Reporter: Agung Hidayat | Editor: Wahyu T.Rahmawati
KONTAN.CO.ID - KARAWANG. PT Cikarang Listrindo Tbk (POWR) berencana merambah sektor energi baru dan terbarukan (EBT). Perusahaan tersebut ingin mengembangkan pembangkit listrik yang memanfaatkan tenaga matahari yakni solar cell. Jenisnya rooftop solar cell karena dipasang di atap bangunan.
Kelak, Cikarang Listrindo bertindak sebagai penyuplai kebutuhan solar cell. "Kami juga bertugas sebagai pemasangnya," kata Matius Sugiaman, Direktur PT Cikarang Listrindo Tbk, ditemui di sela-sela acara CSR PT Cikarang Listrindo Tbk yang berlangsung di Karawang, Jawa Barat, Selasa (14/8).
Manajemen Cikarang Listrindo memberikan gambaran, setidaknya membutuhkan biaya US$ 1 juta untuk setiap pemasangan solar cell berkapasitas 1 megawatt (MW). Meski biaya pemasangannya tak murah, mereka meyakinkan jika manfaat yang didapat pengguna bakal besar.
Lantaran menggunakan sumber energi matahari, pengguna solar cell nyaris tak membutuhkan biaya operasional. Keunggulan lain, pelanggan bisa segera menikmati listrik dari solar cell. Hal itu berbeda dengan proyek pembangkit listrik non EBT yang membutuhkan waktu, mulai dari rencana hingga konstruksi pembangunan.
Cikarang Listrindo mengaku, sudah ada beberapa perusahaan yang sedang melakukan negosiasi pemasangan solar cell. Para peminat tersebut menjalankan usaha di Kawasan Industri Jababeka di Cikarang, Jawa Barat.
Namun, solar cell adalah sumber listrik dengan masa beroperasi jangka menengah. Jadi, operasionalnya tak selama pembangkit listrik non EBT. "Oleh karena itu pembangkit kami tetap standby kalau sewaktu-waktu butuh," ujar Yudho Pratikto, Deputy Director PT Cikarang Listrindo Tbk, dalam kesempatan yang sama.

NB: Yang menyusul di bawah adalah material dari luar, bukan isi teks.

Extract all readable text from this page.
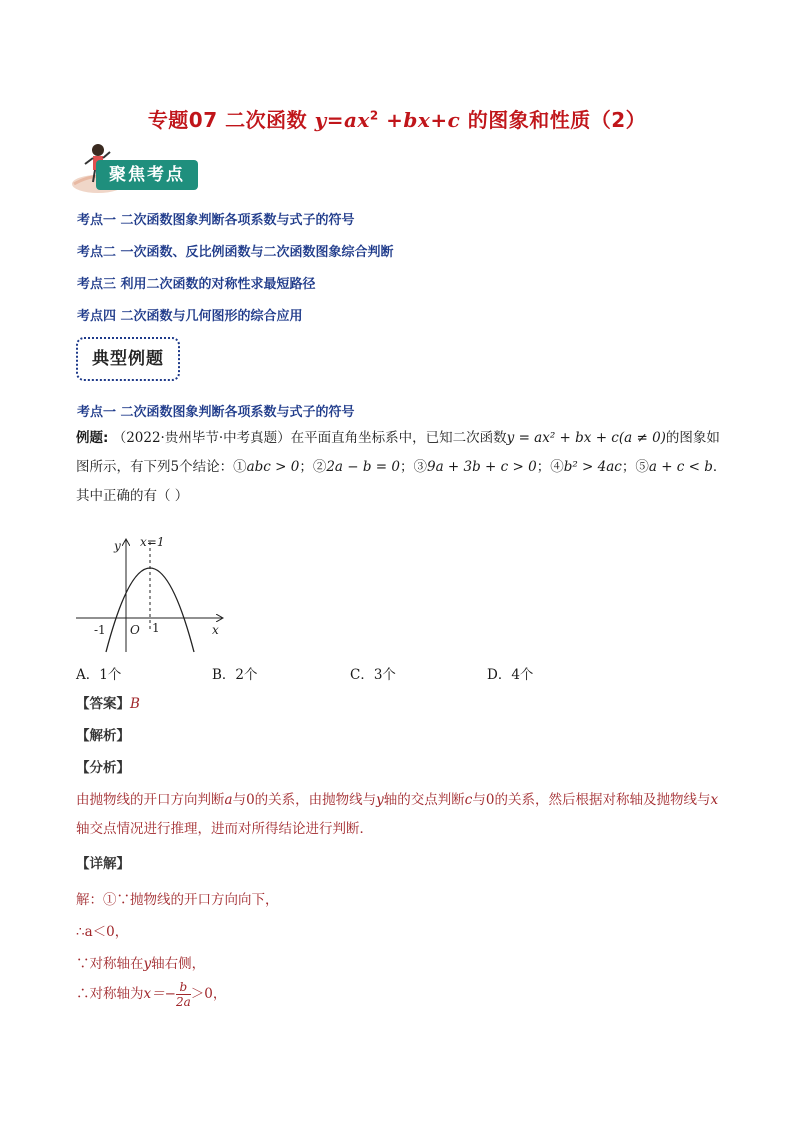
专题07 二次函数 $y=ax^2 +bx+c$ 的图象和性质（2）
聚焦考点
考点一 二次函数图象判断各项系数与式子的符号
考点二 一次函数、反比例函数与二次函数图象综合判断
考点三 利用二次函数的对称性求最短路径
考点四 二次函数与几何图形的综合应用
典型例题
考点一 二次函数图象判断各项系数与式子的符号
例题: （2022·贵州毕节·中考真题）在平面直角坐标系中，已知二次函数y = ax² + bx + c(a ≠ 0)的图象如图所示，有下列5个结论：①abc > 0；②2a − b = 0；③9a + 3b + c > 0；④b² > 4ac；⑤a + c < b．其中正确的有（ ）
y x=1
x
-1 O 1
A．1个	B．2个	C．3个	D．4个
【答案】B
【解析】
【分析】
由抛物线的开口方向判断a与0的关系，由抛物线与y轴的交点判断c与0的关系，然后根据对称轴及抛物线与x轴交点情况进行推理，进而对所得结论进行判断．
【详解】
解：①∵抛物线的开口方向向下，
∴a＜0，
∵对称轴在y轴右侧，
∴对称轴为$x=- \frac{b}{2a} >0$，
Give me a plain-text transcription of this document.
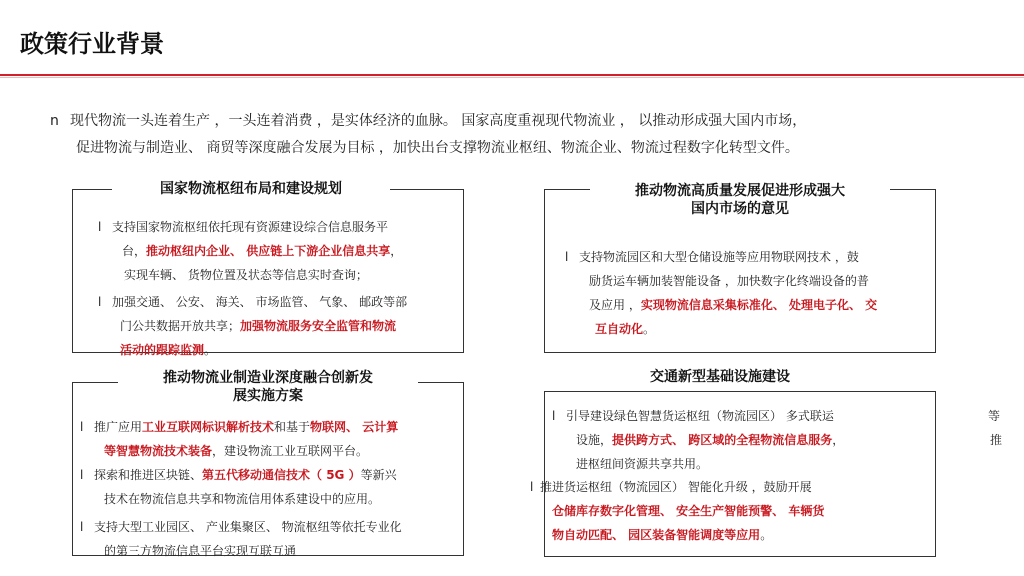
政策行业背景
n 现代物流一头连着生产 ，一头连着消费 ，是实体经济的血脉。 国家高度重视现代物流业 ， 以推动形成强大国内市场，
促进物流与制造业、 商贸等深度融合发展为目标 ，加快出台支撑物流业枢纽、物流企业、物流过程数字化转型文件。
国家物流枢纽布局和建设规划
l 支持国家物流枢纽依托现有资源建设综合信息服务平
台，推动枢纽内企业、 供应链上下游企业信息共享，
实现车辆、 货物位置及状态等信息实时查询；
l 加强交通、 公安、 海关、 市场监管、 气象、 邮政等部
门公共数据开放共享；加强物流服务安全监管和物流
活动的跟踪监测。
推动物流高质量发展促进形成强大
国内市场的意见
l 支持物流园区和大型仓储设施等应用物联网技术 ，鼓
励货运车辆加装智能设备 ，加快数字化终端设备的普
及应用 ，实现物流信息采集标准化、 处理电子化、 交
互自动化。
推动物流业制造业深度融合创新发
展实施方案
l 推广应用工业互联网标识解析技术和基于物联网、 云计算
等智慧物流技术装备，建设物流工业互联网平台。
l 探索和推进区块链、第五代移动通信技术（ 5G ）等新兴
技术在物流信息共享和物流信用体系建设中的应用。
l 支持大型工业园区、 产业集聚区、 物流枢纽等依托专业化
的第三方物流信息平台实现互联互通
交通新型基础设施建设
l 引导建设绿色智慧货运枢纽（物流园区） 多式联运	等
设施，提供跨方式、 跨区域的全程物流信息服务，	推
进枢纽间资源共享共用。
l 推进货运枢纽（物流园区） 智能化升级 ，鼓励开展
仓储库存数字化管理、 安全生产智能预警、 车辆货
物自动匹配、 园区装备智能调度等应用。
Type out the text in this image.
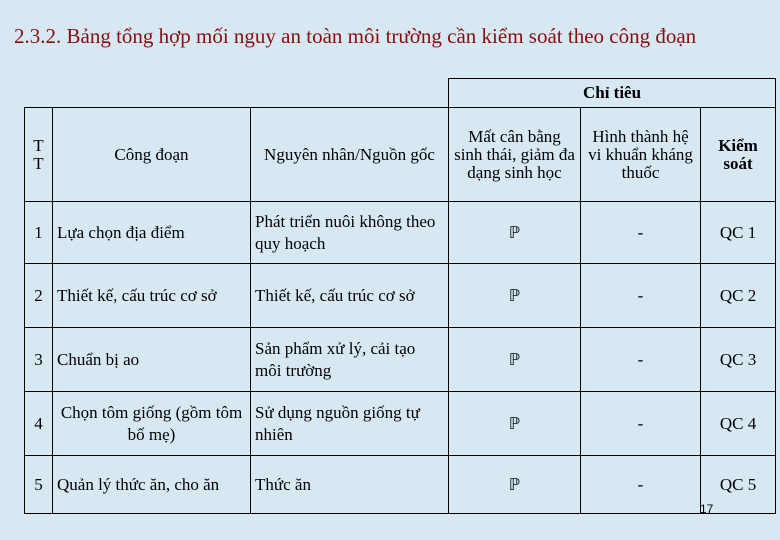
2.3.2. Bảng tổng hợp mối nguy an toàn môi trường cần kiểm soát theo công đoạn
			Chỉ tiêu		
T T	Công đoạn	Nguyên nhân/Nguồn gốc	Mất cân bằng sinh thái, giảm đa dạng sinh học	Hình thành hệ vi khuẩn kháng thuốc	Kiểm soát
1	Lựa chọn địa điểm	Phát triển nuôi không theo quy hoạch	ℙ	-	QC 1
2	Thiết kế, cấu trúc cơ sở	Thiết kế, cấu trúc cơ sở	ℙ	-	QC 2
3	Chuẩn bị ao	Sản phẩm xử lý, cải tạo môi trường	ℙ	-	QC 3
4	Chọn tôm giống (gồm tôm bố mẹ)	Sử dụng nguồn giống tự nhiên	ℙ	-	QC 4
5	Quản lý thức ăn, cho ăn	Thức ăn	ℙ	-	QC 5
17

Dalam catatan KONTAN, saat ini Cikarang Listrindo memiliki 10 turbin gas, tiga turbin uap dan dua unit pembangkit listrik tenaga uap (PLTU). Total kapasitasnya 1.144 MW dan tersebar di tiga lokasi. Ketiga sumber listrik itu terhubung dengan jaringan transmisi tegangan tinggi 150 kv sepanjang kurang lebih 30 kilometer (km).
Tumbuh single digit
Sementara hingga akhir tahun 2018 nanti, Cikarang Listrindo memprediksi bisnisnya paling banter tumbuh 5%. Target itu setara dengan rata-rata pertumbuhan ekonomi.
Menurut Cikarang Listrindo, pertumbuhan industri listrik lebih tinggi yang ideal adalah 1,5 kali lipat ketimbang pertumbuhan ekonomi. Pada kenyataannya kini konsumsi listrik tak setinggi itu. "Mungkin hal ini dipengaruhi oleh penghematan konsumsi energi di masyarakat dan industri," Yudho menduga.
Selan tren pertumbuhan konsumsi listrik single digit, Cikarang Listrindo juga harus menghadapi tantangan pelemahan rupiah terhadap dollar Amerika Serikat (AS). Maklumlah, bahan bakar pembangkit listrik mereka menggunakan batubara dan gas. Adapun harga kedua bahan bakar itu dalam dollar AS.
Cikarang Listrindo mengaku membeli gas pada harga US$ 9,15 per mmbtu. Perusahaan yang tercatat dengan kode saham POWR di Bursa Efek Indonesia (BEI) tersebut menilai, harga gas yang tepat untuk industri adalah US$ 7 per mmbtu.
Apabila harga gas bisa lebih murah, Cikarang Listrindo yakin konsumsi listrik pelanggan bisa naik. Pasalnya, harga gas mempengaruhi formula harga listrik yang ditanggung oleh pelanggan.
Hingga 30 Juni 2018, Cikarang Listrindo masih mengempit sisa dana initial public offering (IPO) sebesar Rp 1,64 triliun. Mereka menggelar IPO pada 7 Juni 2016 dan memperoleh dana Rp 2,41 triliun.